4. BERBISNIS DI MUSIM HAJI BERDASAR ISYARAT QS.2:198

- Fiqih Qs.2:198 tentang Mencari karunia rejeki di bulan haji
- Teks Ayat dan Tarjamahnya
لَيْسَ عَلَيْكُمْ جُنَاحٌ أَنْ تَبْتَغُوا فَضْلًا مِنْ رَبِّكُمْ فَإِذَا أَفَضْتُمْ مِنْ عَرَفَاتٍ فَاذْكُرُوا اللَّهَ عِنْدَ الْمَشْعَرِ الْحَرَامِ وَاذْكُرُوهُ كَمَا هَدَاكُمْ وَإِنْ كُنْتُمْ مِنْ قَبْلِهِ لَمِنَ الضَّالِّينَ
Tidak ada dosa bagimu untuk mencari karunia (rezki hasil perniagaan) dari Tuhanmu. Maka apabila kamu telah bertolak dari `Arafah, berzikirlah kepada Allah di Masy`arilharam. Dan berzikirlah pada Allah sebagaimana yang ditunjukkan-Nya kepadamu; dan sesungguhnya kamu sebelum itu benar-benar termasuk orang-orang yang sesat... Qs.2:198
- Kaitan dengan ayat sebelumnya
- Ayat 197 menggariskan bahwa ibadah haji itu mesti dilakukan tepat waktu, yaitu pada musimnya. Tidak sah ibadah haji dilakukan pada bulan lain selain musum haji. Namun demikian musim haji bukan berarti mesti dikhususkan ibadah ritual belaka, maka pada ayat 198 ini ditegaskan tidak mengapa untuk mencati nafqah di musim haji.

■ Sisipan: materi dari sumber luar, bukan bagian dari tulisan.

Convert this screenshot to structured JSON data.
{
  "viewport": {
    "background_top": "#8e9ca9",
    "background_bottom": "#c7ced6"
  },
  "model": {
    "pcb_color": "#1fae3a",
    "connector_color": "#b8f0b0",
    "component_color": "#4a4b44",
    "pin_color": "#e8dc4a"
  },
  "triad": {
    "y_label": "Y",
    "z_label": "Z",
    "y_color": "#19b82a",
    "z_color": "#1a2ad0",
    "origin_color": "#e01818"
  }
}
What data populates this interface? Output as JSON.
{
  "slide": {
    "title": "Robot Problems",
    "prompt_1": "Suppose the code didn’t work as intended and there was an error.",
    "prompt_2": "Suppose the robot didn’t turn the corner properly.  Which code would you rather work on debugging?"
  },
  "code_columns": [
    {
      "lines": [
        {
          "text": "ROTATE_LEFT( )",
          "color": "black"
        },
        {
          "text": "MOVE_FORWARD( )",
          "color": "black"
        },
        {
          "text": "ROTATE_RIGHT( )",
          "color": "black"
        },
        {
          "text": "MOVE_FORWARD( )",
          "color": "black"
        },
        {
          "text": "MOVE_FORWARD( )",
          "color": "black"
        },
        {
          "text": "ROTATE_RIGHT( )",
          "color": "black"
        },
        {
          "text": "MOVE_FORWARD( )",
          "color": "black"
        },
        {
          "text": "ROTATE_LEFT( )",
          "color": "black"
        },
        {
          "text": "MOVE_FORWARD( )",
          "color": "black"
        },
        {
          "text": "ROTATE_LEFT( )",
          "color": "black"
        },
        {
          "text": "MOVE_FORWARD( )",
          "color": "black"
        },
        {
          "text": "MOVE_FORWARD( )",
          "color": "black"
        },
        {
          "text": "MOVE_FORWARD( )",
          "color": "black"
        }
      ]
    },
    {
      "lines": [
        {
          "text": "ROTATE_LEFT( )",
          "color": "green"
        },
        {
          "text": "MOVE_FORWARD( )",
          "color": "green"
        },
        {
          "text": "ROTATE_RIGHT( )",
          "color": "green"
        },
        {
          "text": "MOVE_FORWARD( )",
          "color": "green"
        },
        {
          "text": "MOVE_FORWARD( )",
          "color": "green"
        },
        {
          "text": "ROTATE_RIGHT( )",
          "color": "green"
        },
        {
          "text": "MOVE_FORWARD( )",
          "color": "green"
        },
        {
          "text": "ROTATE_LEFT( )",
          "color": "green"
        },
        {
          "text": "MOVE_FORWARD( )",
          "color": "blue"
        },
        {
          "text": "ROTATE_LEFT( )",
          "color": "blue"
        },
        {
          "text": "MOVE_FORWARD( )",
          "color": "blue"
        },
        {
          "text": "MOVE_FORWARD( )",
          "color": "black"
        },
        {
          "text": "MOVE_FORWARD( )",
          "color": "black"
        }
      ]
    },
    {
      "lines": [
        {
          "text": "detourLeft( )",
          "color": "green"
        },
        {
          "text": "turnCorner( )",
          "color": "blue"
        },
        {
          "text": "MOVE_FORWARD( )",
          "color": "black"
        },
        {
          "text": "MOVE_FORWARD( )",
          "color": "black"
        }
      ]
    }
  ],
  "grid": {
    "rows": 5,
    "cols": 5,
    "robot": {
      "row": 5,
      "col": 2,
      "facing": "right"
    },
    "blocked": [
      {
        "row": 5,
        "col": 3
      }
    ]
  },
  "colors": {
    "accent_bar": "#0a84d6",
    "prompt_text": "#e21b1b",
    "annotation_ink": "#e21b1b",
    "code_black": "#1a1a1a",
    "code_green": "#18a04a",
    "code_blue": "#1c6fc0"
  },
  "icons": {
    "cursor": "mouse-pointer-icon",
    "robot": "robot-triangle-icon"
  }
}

- Pada ayat 197 diungkap cara manasik haji sejak awal ihram hingga puncaknya. Pada ayat 198 ini dikemukakan tentang apa yang mesti dilakukan pasca puncak ibadah di Arafah.
- Tinjauan Historis
Ibn Abbas menerangkan:
كَانَتْ عُكَاظُ وَمَجَنَّةُ وَذُو الْمَجَازِ أَسْوَاقًا فِي الْجَاهِلِيَّةِ فَتَأَثَّمُوا أَنْ يَتَّجِرُوا فِي الْمَوَاسِمِ فَنَزَلَتْ { لَيْسَ عَلَيْكُمْ جُنَاحٌ أَنْ تَبْتَغُوا فَضْلًا مِنْ رَبِّكُمْ }فِي مَوَاسِمِ الْحَجِّ
Ukazh, Majannah, dan dzul-Majaz merupakan pusat perdagangan pasar, sejak jaman jahiliyah. Kaum muslimin merasa takut dosa bila berdafang di musim haji, maka turun Qs.2:198 ini. Hr. al-Bukhari.[1]
- Tafsir Kalimat
- لَيْسَ عَلَيْكُمْ جُنَاحٌ Tidak ada dosa bagimu .
Perkataan جُنَاح menurut bahasa berasal dari kata جُنُوح yang berarti المَيْل عَن القصْد menyimpang dari tujuan.[2] Dengan demikian لَيْسَ عَلَيْكُمْ جُنَاحٌ berarti “tidak menyimpang dari apa yang dituju”. Menurut al-Tsa’alibi. perkataan جُنَاحٌ ma’nanya lebih luas dari إثْم (dosa), لَيْسَ عَلَيْكُمْ جُنَاحٌ berma’na tidak menjadi dosa, dan secara hukum, tidak berdampak negative apa pun terhadap kesempurnaan ibadah haji.[3]
- أَنْ تَبْتَغُوا فَضْلًا مِنْ رَبِّكُمْuntuk mencari karunia (rezki hasil perniagaan) dari Tuhanmu.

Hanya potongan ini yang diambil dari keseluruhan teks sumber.